Artist Profiles

Meet the Artist:
Kamal Boullata

Artist
Kamal Boullata
Author
Anna Seaman
Published
29 June 2023

Born in the Christian quarter of Jerusalem in 1942, Boullata went on to study fine art at the Accademia di Belle Arti, Rome in 1965. When war broke out at home in 1967, he was in Beirut and was not able to return to Palestine. He lived the rest of his life in exile moving from Morocco to the US – where he received an MFA from Corcoran School of Art, Washington, DC in 1971, then to France and eventually to Germany, where he lived out the rest of his life. However, the city of Jerusalem was continuously alive in his heart. He once said: "I keep reminding myself that Jerusalem is not behind me, it is constantly ahead of me."

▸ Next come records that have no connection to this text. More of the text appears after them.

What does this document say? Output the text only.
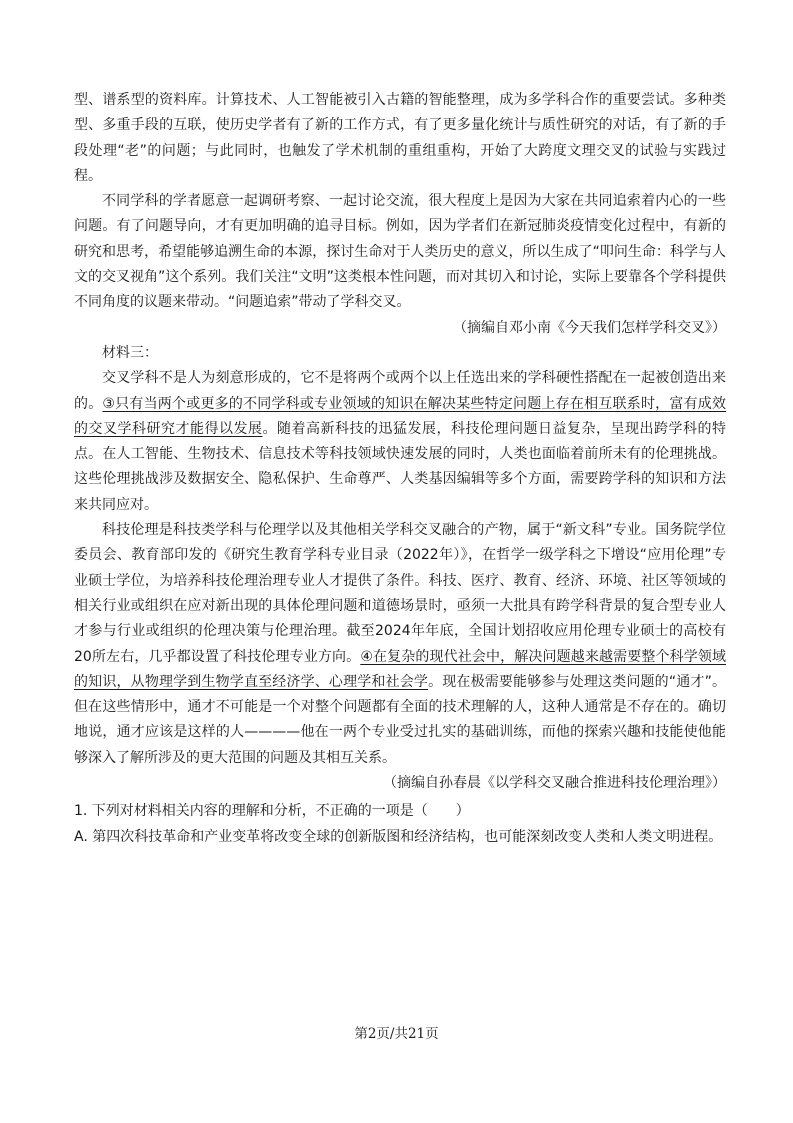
型、谱系型的资料库。计算技术、人工智能被引入古籍的智能整理，成为多学科合作的重要尝试。多种类型、多重手段的互联，使历史学者有了新的工作方式，有了更多量化统计与质性研究的对话，有了新的手段处理“老”的问题；与此同时，也触发了学术机制的重组重构，开始了大跨度文理交叉的试验与实践过程。

不同学科的学者愿意一起调研考察、一起讨论交流，很大程度上是因为大家在共同追索着内心的一些问题。有了问题导向，才有更加明确的追寻目标。例如，因为学者们在新冠肺炎疫情变化过程中，有新的研究和思考，希望能够追溯生命的本源，探讨生命对于人类历史的意义，所以生成了“叩问生命：科学与人文的交叉视角”这个系列。我们关注“文明”这类根本性问题，而对其切入和讨论，实际上要靠各个学科提供不同角度的议题来带动。“问题追索”带动了学科交叉。

（摘编自邓小南《今天我们怎样学科交叉》）

材料三：

交叉学科不是人为刻意形成的，它不是将两个或两个以上任选出来的学科硬性搭配在一起被创造出来的。③只有当两个或更多的不同学科或专业领域的知识在解决某些特定问题上存在相互联系时，富有成效的交叉学科研究才能得以发展。随着高新科技的迅猛发展，科技伦理问题日益复杂，呈现出跨学科的特点。在人工智能、生物技术、信息技术等科技领域快速发展的同时，人类也面临着前所未有的伦理挑战。这些伦理挑战涉及数据安全、隐私保护、生命尊严、人类基因编辑等多个方面，需要跨学科的知识和方法来共同应对。

科技伦理是科技类学科与伦理学以及其他相关学科交叉融合的产物，属于“新文科”专业。国务院学位委员会、教育部印发的《研究生教育学科专业目录（2022年）》，在哲学一级学科之下增设“应用伦理”专业硕士学位，为培养科技伦理治理专业人才提供了条件。科技、医疗、教育、经济、环境、社区等领域的相关行业或组织在应对新出现的具体伦理问题和道德场景时，亟须一大批具有跨学科背景的复合型专业人才参与行业或组织的伦理决策与伦理治理。截至2024年年底，全国计划招收应用伦理专业硕士的高校有20所左右，几乎都设置了科技伦理专业方向。④在复杂的现代社会中，解决问题越来越需要整个科学领域的知识，从物理学到生物学直至经济学、心理学和社会学。现在极需要能够参与处理这类问题的“通才”。但在这些情形中，通才不可能是一个对整个问题都有全面的技术理解的人，这种人通常是不存在的。确切地说，通才应该是这样的人————他在一两个专业受过扎实的基础训练，而他的探索兴趣和技能使他能够深入了解所涉及的更大范围的问题及其相互关系。

（摘编自孙春晨《以学科交叉融合推进科技伦理治理》）

1. 下列对材料相关内容的理解和分析，不正确的一项是（　　）

A. 第四次科技革命和产业变革将改变全球的创新版图和经济结构，也可能深刻改变人类和人类文明进程。

第2页/共21页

Kamal Boullata’s work straddles the sometimes-yawning gap between precise mathematical thinking and the slippery inexactness of abstract aesthetics. Early on, he combined an interest in religious iconography (which he learned under a childhood tutelage with Khalid Habibi, a renowned painter of icons) with an embrace of the literary tradition. This led him to become a key figure in the hurufiyya movement during the 1970s and 80s – using Arabic script as a stylistic Modernist form. However, his background as a historian not just of art but also science, scripture and myth, informed his practice. As such, his art combines his personal story, academic research, history and the region’s multiplicities, all couched within the global narrative.